Why make it seem as if it's unheard of for some people to have a hidden agenda who use their position of power in any way to make sure another individual doesn't succeed? And that, my friend, is a straw man.

posted by lil_brown_bat at 03:34 PM on March 28

It just bothers me for people to automatically put the guilty stamp on Bonds because he put on some muscle mass. We've covered this many times before, so I'm not going to debate it again, but you're completely mischaracterizing the reasons many people believe bonds to be guilty. I've read everything I can find, looked at it from every angly, and for many reasons believe without doubt that bonds' is guilty. I find it far more difficult to believe that he's innocent. I came to that conclusion through reason and logic. That's my opinion. I don't need proof.
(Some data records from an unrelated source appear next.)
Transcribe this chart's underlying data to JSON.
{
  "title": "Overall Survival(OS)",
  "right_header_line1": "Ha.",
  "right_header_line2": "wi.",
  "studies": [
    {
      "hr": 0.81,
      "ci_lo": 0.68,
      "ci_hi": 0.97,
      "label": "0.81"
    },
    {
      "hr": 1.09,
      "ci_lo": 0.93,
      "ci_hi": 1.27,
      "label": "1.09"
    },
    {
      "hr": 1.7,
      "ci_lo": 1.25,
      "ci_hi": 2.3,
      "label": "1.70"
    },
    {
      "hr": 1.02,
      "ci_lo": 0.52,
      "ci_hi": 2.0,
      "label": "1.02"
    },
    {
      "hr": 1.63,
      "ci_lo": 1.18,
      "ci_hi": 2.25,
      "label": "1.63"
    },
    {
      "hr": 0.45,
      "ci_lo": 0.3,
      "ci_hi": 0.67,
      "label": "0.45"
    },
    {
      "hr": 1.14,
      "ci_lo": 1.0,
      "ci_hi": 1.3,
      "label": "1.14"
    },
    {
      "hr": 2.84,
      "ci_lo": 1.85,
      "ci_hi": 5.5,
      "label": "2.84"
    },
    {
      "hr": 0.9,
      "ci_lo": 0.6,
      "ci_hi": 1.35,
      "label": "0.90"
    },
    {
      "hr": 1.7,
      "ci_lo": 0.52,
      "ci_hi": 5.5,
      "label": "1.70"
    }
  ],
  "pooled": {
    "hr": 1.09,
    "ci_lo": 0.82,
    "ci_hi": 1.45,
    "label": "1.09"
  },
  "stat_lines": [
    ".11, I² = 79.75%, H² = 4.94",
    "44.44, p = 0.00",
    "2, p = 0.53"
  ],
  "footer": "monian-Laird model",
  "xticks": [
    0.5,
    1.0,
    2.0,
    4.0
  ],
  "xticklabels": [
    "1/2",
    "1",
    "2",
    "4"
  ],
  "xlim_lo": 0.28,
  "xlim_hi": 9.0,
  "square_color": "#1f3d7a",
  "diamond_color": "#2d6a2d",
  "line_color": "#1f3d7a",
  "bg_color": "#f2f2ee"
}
People can disagree with me, and I'm fine with that, but when you're basing his innocence on no formal proof and paranoia (everyone's out to get him) I fail to see how you can call others intellectual lightweights.

posted by justgary at 10:11 PM on March 28

I fail to see how you can call others intellectual lightweights I didn't call anyone intellectual lightweights, this is what I did say: "If you want to add yourself to the list of "cowards and intellectual lightweights" when talking about sports fans, by all means, go for broke." I was being sarcastic. If you were to look at the post made by Hal, he mentioned that, "Most sports fans are cowards and intellectual lightweights", so that's where that came from. If you want to make Bonds guilty over your"assumptions", your more than welcomed to do so. I just refuse to do so based on what other people are saying. Pete Rose was found guilty of betting on baseball and banned from the sport because of burden of proof, not because he admitted to it, because we know that he only recently admitted to doing so, but because there were betting slips with Rose's handwriting all over them. These are two different topics but the situation is very similar. When this first happened with Pete Rose, there were many people that thought he was guilty but then there were others that didn't think he did it. Of course he lied but still, there were people on both sides of the fence for all the years. The same can be said about Bonds, maybe he's lying and maybe he's not but if he's guilty, he should be dealt with the same as any other cheater. But what if he's not? What then? There will still be people on the fence until the truth comes out. Until then, we can continue to give our opinions on this subject but I simply rather enjoy watching the game.